The question of feasibility is normally associated with endogenous factors such as barriers to entry. Such barriers might include time to start a competing operation, procurement of necessary licenses, availability of labor and amount of capital investment required in light of returns expected.

The desire to compete can be demonstrated by showing that there are no factors, such as age and health of the Covenantor, or the attractiveness of the returns expected, that would diminish the desire to compete.

The method most often used to determine the value of a non-competition agreement is the discounted cash flow (DCF) analysis in the form of a with-without method. This method values a non-competition agreement by quantifying the economic harm that could occur to the business in the absence of the agreement. Generally, a probability adjusted DCF analysis is performed to determine the value of the business assuming expected cash flows with the non-competition agreement in place (the with scenario). This value is then compared to the indicated value of the business from the DCF assuming expected cash flows without the non-competition agreement in place (the without scenario). The difference represents the value of the non-compete agreement.

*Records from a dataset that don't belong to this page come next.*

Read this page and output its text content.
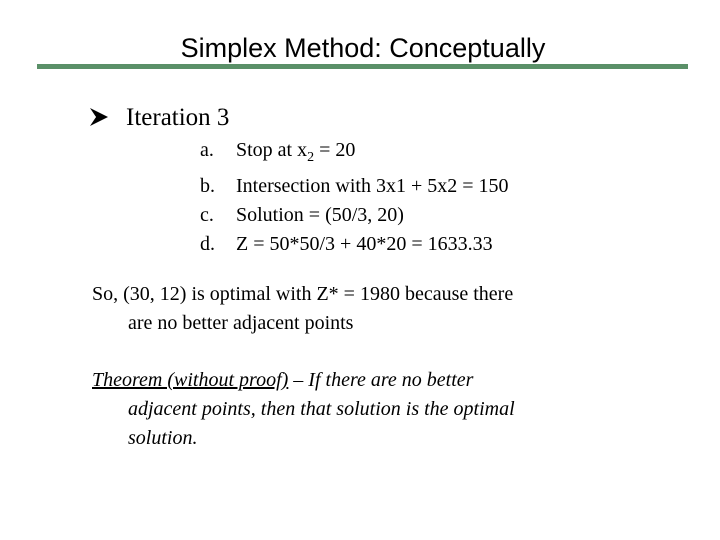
Simplex Method: Conceptually
Iteration 3
a. Stop at $x_2 = 20$
b. Intersection with 3x1 + 5x2 = 150
c. Solution = (50/3, 20)
d. Z = 50*50/3 + 40*20 = 1633.33
So, (30, 12) is optimal with Z* = 1980 because there
are no better adjacent points
Theorem (without proof) – If there are no better
adjacent points, then that solution is the optimal
solution.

It is extremely important that the appraisal of the non-competition agreement follows IRS requirements. Further, it is critical that the assumptions used in both the with and the without scenarios are supported by sound and supportable assumptions. The valuation process includes interviews with company management as well as independent related research to quantify the parameters utilized to quantify the economic impact on the company if the Covenantor were to compete.

Plan Before a Change in Control Occurs

Golden parachute payments have the potential to yield significant tax consequences for both a company and the individual employees involved. Planning before a change in control or sale of a substantial portion of corporate assets can help mitigate the tax consequences by examining ways to reduce excess parachute payments and by strategically using non-competition agreements.